Apesar de toda a gente em Portugal, por devoção ou obrigação, ir hoje à escola, nunca se viu tanta falta de educação – nos modos dos indivíduos, na violência de palavras e actos, no desprezo pela saúde do planeta, na brutidade para com os semelhantes (mesmo os familiares, mesmo as crianças, mesmo os idosos). O povo diz que o segredo é andar para a frente, porque atrás vem gente, e que entre mortos e feridos alguém há-de escapar.
O Cristiano Ronaldo é o melhor jogador português de sempre, mas a ignorância, a ingratidão e a inveja de muitos compatriotas reduzem-no, com frequência impressionante, a saco de pancada nacional, basta que a bola bata na trave (ou que o guarda-redes dos outros faça uma defesa impossível) – a turba maldizente é célere a ver no madeirense galáctico o culpado de todas as frustrações e de todas as derrotas: babando-se de ódio ou ciúme, o país critica-lhe a autoconfiança, o penteado, o desassombro, as namoradas, a ambição, a fortuna, e uiva-rosna-ladra, sobre a provável injustiça do julgamento popular, que quem não quer ser lobo não lhe veste a pele. Augura também, sibilante: quanto maior é a subida, maior é a queda.

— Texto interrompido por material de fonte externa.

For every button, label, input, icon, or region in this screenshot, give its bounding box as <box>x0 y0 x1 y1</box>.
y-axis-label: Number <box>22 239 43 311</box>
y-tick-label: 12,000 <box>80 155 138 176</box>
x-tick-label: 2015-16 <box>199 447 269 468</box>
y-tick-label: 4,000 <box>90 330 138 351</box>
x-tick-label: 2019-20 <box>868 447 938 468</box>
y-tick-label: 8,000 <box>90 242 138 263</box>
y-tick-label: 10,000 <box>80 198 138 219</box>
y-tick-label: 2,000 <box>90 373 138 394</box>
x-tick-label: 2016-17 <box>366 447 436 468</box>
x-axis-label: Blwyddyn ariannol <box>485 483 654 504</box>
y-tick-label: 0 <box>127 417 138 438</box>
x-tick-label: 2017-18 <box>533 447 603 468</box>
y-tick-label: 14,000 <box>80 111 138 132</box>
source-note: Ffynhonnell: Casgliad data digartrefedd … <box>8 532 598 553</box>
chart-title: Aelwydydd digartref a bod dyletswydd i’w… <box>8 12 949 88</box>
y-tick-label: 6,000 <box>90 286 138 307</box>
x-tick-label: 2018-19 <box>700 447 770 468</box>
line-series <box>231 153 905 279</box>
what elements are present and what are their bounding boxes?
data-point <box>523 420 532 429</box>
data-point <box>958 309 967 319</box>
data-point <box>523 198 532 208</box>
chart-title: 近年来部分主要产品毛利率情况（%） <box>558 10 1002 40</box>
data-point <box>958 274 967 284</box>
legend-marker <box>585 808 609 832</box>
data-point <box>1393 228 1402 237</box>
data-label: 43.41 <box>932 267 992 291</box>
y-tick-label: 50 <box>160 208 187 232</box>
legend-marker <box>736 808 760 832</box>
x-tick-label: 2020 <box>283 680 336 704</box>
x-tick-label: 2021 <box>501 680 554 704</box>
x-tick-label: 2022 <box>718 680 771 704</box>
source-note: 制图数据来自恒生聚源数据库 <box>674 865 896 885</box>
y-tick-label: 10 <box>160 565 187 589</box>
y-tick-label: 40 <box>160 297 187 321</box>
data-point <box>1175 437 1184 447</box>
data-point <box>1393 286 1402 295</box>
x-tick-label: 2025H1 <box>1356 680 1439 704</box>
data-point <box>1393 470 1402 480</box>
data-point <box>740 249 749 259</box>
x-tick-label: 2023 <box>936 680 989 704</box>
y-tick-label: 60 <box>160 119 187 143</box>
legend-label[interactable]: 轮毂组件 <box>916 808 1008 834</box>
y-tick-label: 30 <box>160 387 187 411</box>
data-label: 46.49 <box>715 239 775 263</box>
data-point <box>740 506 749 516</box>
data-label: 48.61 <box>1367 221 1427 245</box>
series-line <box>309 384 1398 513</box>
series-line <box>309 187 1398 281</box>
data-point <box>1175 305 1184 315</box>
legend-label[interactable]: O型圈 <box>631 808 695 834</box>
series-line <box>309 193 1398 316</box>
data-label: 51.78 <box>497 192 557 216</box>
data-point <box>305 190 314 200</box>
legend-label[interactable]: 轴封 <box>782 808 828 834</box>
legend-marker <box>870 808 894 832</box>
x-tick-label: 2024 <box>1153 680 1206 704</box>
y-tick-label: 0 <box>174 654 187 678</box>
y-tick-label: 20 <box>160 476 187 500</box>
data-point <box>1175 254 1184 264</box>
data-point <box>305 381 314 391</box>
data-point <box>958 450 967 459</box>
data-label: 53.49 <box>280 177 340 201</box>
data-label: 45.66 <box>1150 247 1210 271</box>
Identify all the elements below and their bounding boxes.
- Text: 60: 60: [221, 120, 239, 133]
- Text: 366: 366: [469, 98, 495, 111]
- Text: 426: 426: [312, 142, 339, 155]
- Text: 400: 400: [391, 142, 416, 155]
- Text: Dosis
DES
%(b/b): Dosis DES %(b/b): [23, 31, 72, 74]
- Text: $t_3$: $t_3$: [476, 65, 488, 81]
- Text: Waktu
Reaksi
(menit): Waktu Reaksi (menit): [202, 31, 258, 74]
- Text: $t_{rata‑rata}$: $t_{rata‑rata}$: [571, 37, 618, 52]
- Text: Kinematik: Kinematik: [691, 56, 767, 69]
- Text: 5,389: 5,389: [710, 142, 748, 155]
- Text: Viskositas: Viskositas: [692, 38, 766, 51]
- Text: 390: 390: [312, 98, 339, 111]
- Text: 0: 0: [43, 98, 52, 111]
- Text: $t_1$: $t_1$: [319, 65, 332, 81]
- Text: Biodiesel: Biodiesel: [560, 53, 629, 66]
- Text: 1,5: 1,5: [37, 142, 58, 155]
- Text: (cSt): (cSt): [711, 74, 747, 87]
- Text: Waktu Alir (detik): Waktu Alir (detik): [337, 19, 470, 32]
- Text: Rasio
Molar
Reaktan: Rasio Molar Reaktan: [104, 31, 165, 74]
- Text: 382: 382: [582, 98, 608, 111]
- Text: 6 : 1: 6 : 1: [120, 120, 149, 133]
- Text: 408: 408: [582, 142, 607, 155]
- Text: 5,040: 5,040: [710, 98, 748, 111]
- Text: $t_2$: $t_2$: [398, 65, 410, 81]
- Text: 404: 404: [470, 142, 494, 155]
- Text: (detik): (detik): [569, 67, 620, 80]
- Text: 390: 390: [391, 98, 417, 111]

O centrão político anda a governar-se, mais do que a governar-nos, há quase quatro décadas. Não obstante os insultos da vox populi, são sempre os mesmos a ganhar as eleições, tão certo como um e outro serem – os dois – iguais. O povo acha que não vale a pena trocar o certo pelo incerto e que atrás de mim virá quem de mim bom fará. Os eternos donos do poder reforçam esta crença com suposições ominosas acerca das consequências (sempre nefastas) de eventual mudança, tudo com sérias reticências no discurso e com graves reticências no tom do discurso, pois – já se sabe – para bom entendedor, etc., etc.
Posto isto, que não é realmente encomiástico para o meu país e para os meus compatriotas, eu tenho de dizer que amo o meu país e os meus compatriotas. Talvez caiba aqui mais um aforismo: quem o feio ama, bonito lhe parece.

Coimbra, 26 de Junho de 2016.
Joaquim Jorge Carvalho

[Esta crónica foi publicada o semanário O Ribatejo, edição de 30-06-2016.]